Thursday, September 8, 2016

What Your Phone Type Says About Your Personality

Your choice of smartphone may affect what other people think of you—and say something about your own personality, as well. In a study presented last week at the British Psychological Society Social Psychology Section annual conference, participants viewed Android users as having greater levels of honesty, humility, agreeableness, and openness than iPhone users. They were also seen as less extroverted.

When the researchers performed personality assessments on both Android and iPhone users, most of these perceptions did not hold true. Android users did, however, rank higher in honesty and humility.

The study was led by Heather Shaw, a psychology doctoral student at the University of Lincoln in the United Kingdom. Shaw notes that while Android and iPhones account for more than 95 percent of all smartphones sold worldwide, individual differences between the two types of consumers have never been studied in this way. That’s surprising, she says, considering how much research there is on how other purchasing decisions can predict personality traits.
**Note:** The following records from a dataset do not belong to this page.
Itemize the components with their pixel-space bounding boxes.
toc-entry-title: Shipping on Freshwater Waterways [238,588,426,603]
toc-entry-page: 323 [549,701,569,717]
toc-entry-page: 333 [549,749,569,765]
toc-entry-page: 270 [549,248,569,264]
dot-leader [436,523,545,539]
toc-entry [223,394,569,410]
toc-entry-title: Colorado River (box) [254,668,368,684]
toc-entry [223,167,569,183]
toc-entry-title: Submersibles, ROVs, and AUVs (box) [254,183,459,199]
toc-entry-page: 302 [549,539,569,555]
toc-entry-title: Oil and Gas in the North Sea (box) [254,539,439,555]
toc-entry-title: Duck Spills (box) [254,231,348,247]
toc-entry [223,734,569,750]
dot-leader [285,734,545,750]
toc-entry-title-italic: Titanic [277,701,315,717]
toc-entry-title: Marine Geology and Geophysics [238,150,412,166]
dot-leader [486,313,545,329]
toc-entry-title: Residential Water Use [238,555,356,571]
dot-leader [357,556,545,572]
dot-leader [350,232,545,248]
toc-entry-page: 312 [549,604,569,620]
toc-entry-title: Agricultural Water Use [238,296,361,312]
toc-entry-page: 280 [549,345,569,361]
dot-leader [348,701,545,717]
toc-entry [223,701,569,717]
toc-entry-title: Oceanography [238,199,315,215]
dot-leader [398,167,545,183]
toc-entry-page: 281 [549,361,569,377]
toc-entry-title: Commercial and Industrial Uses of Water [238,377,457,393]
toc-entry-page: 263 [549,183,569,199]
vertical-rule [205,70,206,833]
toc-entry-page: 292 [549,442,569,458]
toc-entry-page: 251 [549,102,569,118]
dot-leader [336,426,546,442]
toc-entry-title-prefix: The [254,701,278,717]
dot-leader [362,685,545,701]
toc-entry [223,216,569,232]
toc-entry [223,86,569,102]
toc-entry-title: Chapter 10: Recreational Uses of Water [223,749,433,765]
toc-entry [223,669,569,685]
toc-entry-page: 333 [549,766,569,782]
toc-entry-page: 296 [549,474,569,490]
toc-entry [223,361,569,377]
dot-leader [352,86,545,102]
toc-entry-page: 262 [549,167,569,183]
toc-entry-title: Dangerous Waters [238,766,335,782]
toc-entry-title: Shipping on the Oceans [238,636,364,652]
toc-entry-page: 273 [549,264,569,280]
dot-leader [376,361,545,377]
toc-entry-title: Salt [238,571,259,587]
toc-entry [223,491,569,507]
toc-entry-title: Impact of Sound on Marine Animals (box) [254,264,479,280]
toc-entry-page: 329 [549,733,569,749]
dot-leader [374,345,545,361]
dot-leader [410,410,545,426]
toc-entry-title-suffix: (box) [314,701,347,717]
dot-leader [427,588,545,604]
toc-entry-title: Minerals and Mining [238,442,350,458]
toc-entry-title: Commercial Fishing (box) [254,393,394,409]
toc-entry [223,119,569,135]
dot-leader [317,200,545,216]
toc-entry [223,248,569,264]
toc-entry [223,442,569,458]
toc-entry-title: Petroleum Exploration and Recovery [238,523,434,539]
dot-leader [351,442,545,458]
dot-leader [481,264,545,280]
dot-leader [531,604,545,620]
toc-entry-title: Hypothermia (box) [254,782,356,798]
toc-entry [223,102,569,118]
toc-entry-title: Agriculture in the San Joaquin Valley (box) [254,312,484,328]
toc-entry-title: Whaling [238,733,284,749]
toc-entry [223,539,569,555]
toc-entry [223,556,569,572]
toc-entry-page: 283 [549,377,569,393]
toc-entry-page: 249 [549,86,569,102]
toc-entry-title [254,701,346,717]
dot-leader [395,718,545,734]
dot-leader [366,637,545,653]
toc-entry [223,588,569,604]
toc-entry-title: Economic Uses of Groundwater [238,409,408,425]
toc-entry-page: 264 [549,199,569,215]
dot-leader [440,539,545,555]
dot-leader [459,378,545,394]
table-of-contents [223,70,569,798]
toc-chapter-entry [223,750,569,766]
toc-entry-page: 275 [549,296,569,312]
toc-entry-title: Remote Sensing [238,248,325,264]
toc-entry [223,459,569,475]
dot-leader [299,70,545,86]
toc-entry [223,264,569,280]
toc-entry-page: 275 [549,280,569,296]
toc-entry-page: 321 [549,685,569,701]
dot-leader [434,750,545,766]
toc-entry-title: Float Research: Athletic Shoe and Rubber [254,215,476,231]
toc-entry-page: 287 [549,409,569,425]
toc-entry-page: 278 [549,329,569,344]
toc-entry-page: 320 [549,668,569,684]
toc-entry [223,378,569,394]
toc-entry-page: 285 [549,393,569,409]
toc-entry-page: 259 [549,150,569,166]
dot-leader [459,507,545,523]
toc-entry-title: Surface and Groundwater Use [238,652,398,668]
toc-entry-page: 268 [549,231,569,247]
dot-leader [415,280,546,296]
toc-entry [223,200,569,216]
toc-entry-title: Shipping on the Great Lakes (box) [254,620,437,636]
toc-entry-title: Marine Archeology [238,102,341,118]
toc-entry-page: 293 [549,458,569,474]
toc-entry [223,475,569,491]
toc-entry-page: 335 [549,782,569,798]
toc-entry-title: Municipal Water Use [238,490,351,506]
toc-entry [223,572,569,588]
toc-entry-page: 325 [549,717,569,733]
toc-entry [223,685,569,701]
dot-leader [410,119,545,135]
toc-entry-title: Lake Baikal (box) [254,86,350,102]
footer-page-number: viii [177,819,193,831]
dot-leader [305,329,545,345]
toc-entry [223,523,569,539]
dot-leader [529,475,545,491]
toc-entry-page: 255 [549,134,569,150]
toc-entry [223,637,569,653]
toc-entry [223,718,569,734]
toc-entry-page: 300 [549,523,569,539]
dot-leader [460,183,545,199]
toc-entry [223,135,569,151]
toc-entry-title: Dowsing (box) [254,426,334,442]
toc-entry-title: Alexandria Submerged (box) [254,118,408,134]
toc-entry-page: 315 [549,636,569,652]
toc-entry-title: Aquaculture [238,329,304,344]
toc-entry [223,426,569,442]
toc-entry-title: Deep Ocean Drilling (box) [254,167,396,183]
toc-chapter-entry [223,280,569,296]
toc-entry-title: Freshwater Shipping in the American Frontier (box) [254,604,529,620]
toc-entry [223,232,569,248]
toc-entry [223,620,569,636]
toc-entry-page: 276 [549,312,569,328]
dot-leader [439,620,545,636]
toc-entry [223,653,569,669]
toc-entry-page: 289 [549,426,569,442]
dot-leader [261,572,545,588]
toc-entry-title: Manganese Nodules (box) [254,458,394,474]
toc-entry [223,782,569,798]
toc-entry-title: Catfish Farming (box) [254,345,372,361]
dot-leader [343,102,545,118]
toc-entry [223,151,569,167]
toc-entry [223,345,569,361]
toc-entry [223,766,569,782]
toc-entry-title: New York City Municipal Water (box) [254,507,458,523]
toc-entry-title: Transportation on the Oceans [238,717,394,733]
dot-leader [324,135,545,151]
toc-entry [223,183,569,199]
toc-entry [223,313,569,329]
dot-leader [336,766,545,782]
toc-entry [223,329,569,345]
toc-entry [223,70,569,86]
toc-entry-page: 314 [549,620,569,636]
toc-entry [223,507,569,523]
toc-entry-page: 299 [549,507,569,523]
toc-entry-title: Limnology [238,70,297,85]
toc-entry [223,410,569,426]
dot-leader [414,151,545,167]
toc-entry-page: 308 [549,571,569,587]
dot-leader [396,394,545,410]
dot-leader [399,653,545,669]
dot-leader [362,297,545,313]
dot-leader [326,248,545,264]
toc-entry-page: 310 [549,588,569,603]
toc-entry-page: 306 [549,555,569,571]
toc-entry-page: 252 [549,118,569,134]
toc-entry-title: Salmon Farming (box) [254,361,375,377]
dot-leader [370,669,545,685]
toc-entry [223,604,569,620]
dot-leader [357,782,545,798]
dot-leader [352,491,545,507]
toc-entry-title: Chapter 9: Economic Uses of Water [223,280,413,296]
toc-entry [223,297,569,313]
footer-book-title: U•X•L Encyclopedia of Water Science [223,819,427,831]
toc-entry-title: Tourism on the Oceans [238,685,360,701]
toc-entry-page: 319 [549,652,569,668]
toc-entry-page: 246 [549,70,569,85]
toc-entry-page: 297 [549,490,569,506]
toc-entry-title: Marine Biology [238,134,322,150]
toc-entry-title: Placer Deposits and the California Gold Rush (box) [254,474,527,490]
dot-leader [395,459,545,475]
She and her colleagues performed two experiments, first asking 240 participants to answer questions about characteristics they associated with users of each smartphone brand. Then, they analyzed personality questionnaires from 530 Android and iPhone users to see if those stereotypes held up.

In addition to the differences in honesty and humility, the researchers found that women were twice as likely as men to choose an iPhone over an Android. People who scored high on “avoidance of similarity”—meaning that they don’t like having the same products as others—were more likely to have an Android, while people who thought it was more important to have a high-status phone were more likely to choose iPhones.

Shaw says she wasn’t surprised to find such differences between the two groups. “iPhone and Android smartphones have different apps, technical specs, and functionalities, which appeal respectively to the users of each smartphone brand due to their personality,” she says. She also says it’s possible that people start to embody the semantics and characteristics of the technologies they own. "So if you buy an iPhone, over time you might start acting like a typical iPhone users.“

Brand choice is the most basic level of smartphone personalization, Shaw says, and her study shows that even this can hold clues as to a user’s personality. There are also plenty of other ways users can customize their smartphones—with colors, cases, photos, and music, for example. “Many of us don’t like it when other people use our phones because it can reveal so much about us,” she points out.

Further research could explore other ways that smartphones can hint at important details about their users—like, for example, studying the specific apps people download. “It is becoming more and more apparent that smartphones are becoming a mini digital version of the user,” she says—a fact that could have implications in the fields of psychology, marketing, user privacy, and more.

Shaw adds, though, that it’s still not fair to assume anything about a person based solely on their smartphone choice. "Humans are very complex, and you can never truly understand what a person is like from one piece of information alone,” she says.